Cet article restitue le déroulement d’un atelier réalisé le 20 novembre 2024 dans le cadre du séminaire annuel Terrains d’apprentissage organisé par la cellule Bâti et Espaces d’Apprentissage. Il a été animé par Edwige Coureau-Falquerho, chargée de projets à l’IFé-ENS de Lyon et Charlotte La Rocca, professeure-documentaliste au lycée Docteur Charles Mérieux de Lyon.

Internat lycée Jean-Baptiste Say
© Chroniques de JB SAY
Internat Cité scolaire Ribérac
© Rectorat de Bordeaux

L’enjeu de cet atelier était d’amener les participants à réfléchir à la notion d’intimité dans un cadre scolaire, à en déterminer les enjeux et, dans une visée pragmatique, à échanger sur les évolutions souhaitables de ces espaces.
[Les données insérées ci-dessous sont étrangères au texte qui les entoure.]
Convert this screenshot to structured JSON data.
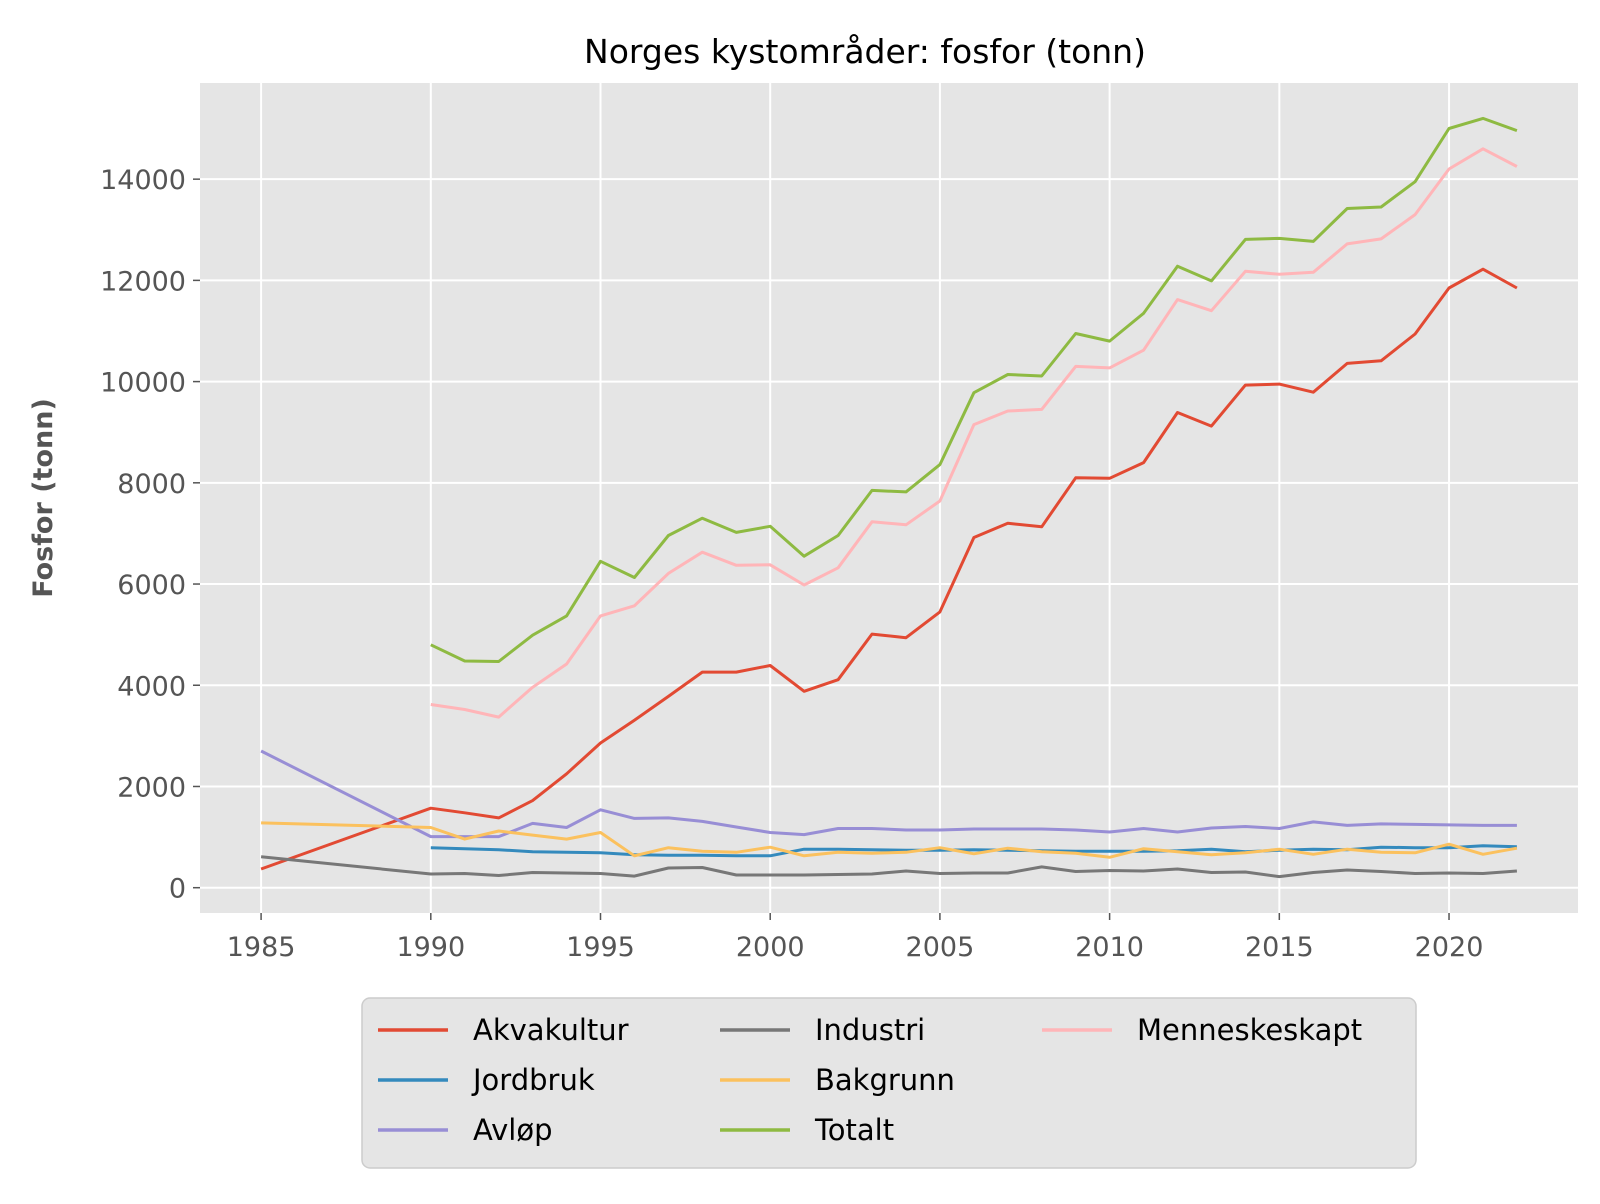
{
  "chart_data": {
    "type": "line",
    "title": "Norges kystområder: fosfor (tonn)",
    "xlabel": "",
    "ylabel": "Fosfor (tonn)",
    "xlim": [
      1983.2,
      2023.8
    ],
    "ylim": [
      -500,
      15900
    ],
    "xticks": [
      1985,
      1990,
      1995,
      2000,
      2005,
      2010,
      2015,
      2020
    ],
    "yticks": [
      0,
      2000,
      4000,
      6000,
      8000,
      10000,
      12000,
      14000
    ],
    "grid": true,
    "legend_position": "bottom-center",
    "background": "#e5e5e5",
    "series": [
      {
        "name": "Akvakultur",
        "color": "#e24a33",
        "x": [
          1985,
          1990,
          1991,
          1992,
          1993,
          1994,
          1995,
          1996,
          1997,
          1998,
          1999,
          2000,
          2001,
          2002,
          2003,
          2004,
          2005,
          2006,
          2007,
          2008,
          2009,
          2010,
          2011,
          2012,
          2013,
          2014,
          2015,
          2016,
          2017,
          2018,
          2019,
          2020,
          2021,
          2022
        ],
        "y": [
          370,
          1570,
          1480,
          1380,
          1720,
          2250,
          2860,
          3310,
          3780,
          4260,
          4260,
          4390,
          3880,
          4110,
          5010,
          4940,
          5450,
          6920,
          7200,
          7130,
          8100,
          8090,
          8400,
          9390,
          9120,
          9930,
          9950,
          9790,
          10360,
          10410,
          10940,
          11850,
          12220,
          11850
        ]
      },
      {
        "name": "Jordbruk",
        "color": "#348abd",
        "x": [
          1990,
          1991,
          1992,
          1993,
          1994,
          1995,
          1996,
          1997,
          1998,
          1999,
          2000,
          2001,
          2002,
          2003,
          2004,
          2005,
          2006,
          2007,
          2008,
          2009,
          2010,
          2011,
          2012,
          2013,
          2014,
          2015,
          2016,
          2017,
          2018,
          2019,
          2020,
          2021,
          2022
        ],
        "y": [
          790,
          770,
          750,
          710,
          700,
          690,
          650,
          640,
          640,
          630,
          630,
          760,
          760,
          750,
          740,
          740,
          750,
          740,
          730,
          720,
          720,
          720,
          730,
          760,
          710,
          740,
          760,
          750,
          800,
          790,
          790,
          830,
          810
        ]
      },
      {
        "name": "Avløp",
        "color": "#988ed5",
        "x": [
          1985,
          1990,
          1991,
          1992,
          1993,
          1994,
          1995,
          1996,
          1997,
          1998,
          1999,
          2000,
          2001,
          2002,
          2003,
          2004,
          2005,
          2006,
          2007,
          2008,
          2009,
          2010,
          2011,
          2012,
          2013,
          2014,
          2015,
          2016,
          2017,
          2018,
          2019,
          2020,
          2021,
          2022
        ],
        "y": [
          2700,
          1010,
          1010,
          1010,
          1270,
          1190,
          1540,
          1370,
          1380,
          1310,
          1200,
          1090,
          1050,
          1170,
          1170,
          1140,
          1140,
          1160,
          1160,
          1160,
          1140,
          1100,
          1170,
          1100,
          1180,
          1210,
          1170,
          1300,
          1230,
          1260,
          1250,
          1240,
          1230,
          1230
        ]
      },
      {
        "name": "Industri",
        "color": "#777777",
        "x": [
          1985,
          1990,
          1991,
          1992,
          1993,
          1994,
          1995,
          1996,
          1997,
          1998,
          1999,
          2000,
          2001,
          2002,
          2003,
          2004,
          2005,
          2006,
          2007,
          2008,
          2009,
          2010,
          2011,
          2012,
          2013,
          2014,
          2015,
          2016,
          2017,
          2018,
          2019,
          2020,
          2021,
          2022
        ],
        "y": [
          610,
          270,
          280,
          240,
          300,
          290,
          280,
          230,
          390,
          400,
          250,
          250,
          250,
          260,
          270,
          330,
          280,
          290,
          290,
          410,
          320,
          340,
          330,
          370,
          300,
          310,
          220,
          300,
          350,
          320,
          280,
          290,
          280,
          330
        ]
      },
      {
        "name": "Bakgrunn",
        "color": "#fbc15e",
        "x": [
          1985,
          1990,
          1991,
          1992,
          1993,
          1994,
          1995,
          1996,
          1997,
          1998,
          1999,
          2000,
          2001,
          2002,
          2003,
          2004,
          2005,
          2006,
          2007,
          2008,
          2009,
          2010,
          2011,
          2012,
          2013,
          2014,
          2015,
          2016,
          2017,
          2018,
          2019,
          2020,
          2021,
          2022
        ],
        "y": [
          1280,
          1190,
          960,
          1120,
          1040,
          960,
          1090,
          630,
          790,
          720,
          700,
          800,
          630,
          700,
          680,
          700,
          790,
          670,
          780,
          710,
          680,
          600,
          770,
          710,
          650,
          690,
          760,
          660,
          760,
          700,
          690,
          860,
          660,
          780
        ]
      },
      {
        "name": "Totalt",
        "color": "#8eba42",
        "x": [
          1990,
          1991,
          1992,
          1993,
          1994,
          1995,
          1996,
          1997,
          1998,
          1999,
          2000,
          2001,
          2002,
          2003,
          2004,
          2005,
          2006,
          2007,
          2008,
          2009,
          2010,
          2011,
          2012,
          2013,
          2014,
          2015,
          2016,
          2017,
          2018,
          2019,
          2020,
          2021,
          2022
        ],
        "y": [
          4800,
          4480,
          4470,
          4990,
          5370,
          6450,
          6130,
          6960,
          7300,
          7020,
          7140,
          6550,
          6960,
          7850,
          7820,
          8360,
          9780,
          10140,
          10110,
          10950,
          10800,
          11350,
          12280,
          11990,
          12810,
          12830,
          12770,
          13420,
          13450,
          13950,
          15000,
          15200,
          14960
        ]
      },
      {
        "name": "Menneskeskapt",
        "color": "#ffb5b8",
        "x": [
          1990,
          1991,
          1992,
          1993,
          1994,
          1995,
          1996,
          1997,
          1998,
          1999,
          2000,
          2001,
          2002,
          2003,
          2004,
          2005,
          2006,
          2007,
          2008,
          2009,
          2010,
          2011,
          2012,
          2013,
          2014,
          2015,
          2016,
          2017,
          2018,
          2019,
          2020,
          2021,
          2022
        ],
        "y": [
          3620,
          3520,
          3370,
          3960,
          4420,
          5370,
          5570,
          6210,
          6630,
          6370,
          6380,
          5980,
          6320,
          7230,
          7170,
          7640,
          9150,
          9420,
          9450,
          10300,
          10270,
          10620,
          11620,
          11400,
          12180,
          12120,
          12160,
          12720,
          12820,
          13300,
          14200,
          14600,
          14250
        ]
      }
    ]
  }
}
Sanitaires et internats sont en effet des lieux emblématiques de la rencontre du corps et de l’expérience scolaire. Dans quelle mesure ces espaces sont-ils ou peuvent-ils être des espaces d’apprentissage ? Comment doivent-ils évoluer dans leur conception et être gérés dans leur organisation ? Comment au final améliorer la prise en compte des enjeux liés au corps et à l’intimité dans le vécu et le parcours des élèves ?

Des positions contrastées qui révèlent toute une gamme d’enjeux

Les participants ont été invités à se positionner vis-à-vis de quatre questions dans le cadre d’une animation intitulée « Rivière du doute », de manière à exprimer les arguments « pour » et contre ». Il s’agissait de dévoiler les enjeux éducatifs et éthiques sous-jacents à des questions qui sont souvent abordées sous un angle technico-administratif : comment rénover les sanitaires élèves tout en optimisant la surveillance ? Comment optimiser les surfaces occupées dans un internat tout en octroyant aux internes un espace suffisant pour dormir et ranger ses affaires ? Etc.

Les questions posées, volontairement clivantes, ont permis d’évoquer les différents points de vue et leurs nuances, et parfois de dégager des pistes de consensus voire de solution. Mais avant de s’engager dans une telle réflexion, il faut avoir à l’esprit que les espaces intimes dans le cadre scolaire constituent aujourd’hui un sujet largement impensé. En effet, l’école dans son architecture et son organisation fonctionnelle est avant tout conçue comme un lieu de socialisation collective dans lequel prédominent des enjeux de surveillance.

Historiquement – en particulier dans la culture française qui valorise l’esprit sur le corps -, les sanitaires ne constituent pas un sujet noble et sont vus uniquement comme des commodités. Le sujet n’est peut-être plus tabou aujourd’hui mais il reste sensible et certains personnels ou parents ont des difficultés à l’évoquer dans un cadre collectif. C’est par ailleurs un sujet encore peu documenté en données d’usages comme en recherches scientifiques. Les internats quant à eux demeurent un sujet relativement marginal dans la gestion du bâti scolaire et l’on dispose de peu de données sur leurs usages et leurs modes de fonctionnement.

A l’échelle nationale, il existe une forme de consensus autour du constat d’un état souvent insatisfaisant des sanitaires et des internats, dans le cadre d’un patrimoine scolaire globalement vieillissant. La plupart des acteurs – ministère, chefs d’établissement et personnels de vie scolaire, collectivités – mesurent les besoins, mais connaissent une réelle difficulté à traiter l’ampleur et l’historique du passif.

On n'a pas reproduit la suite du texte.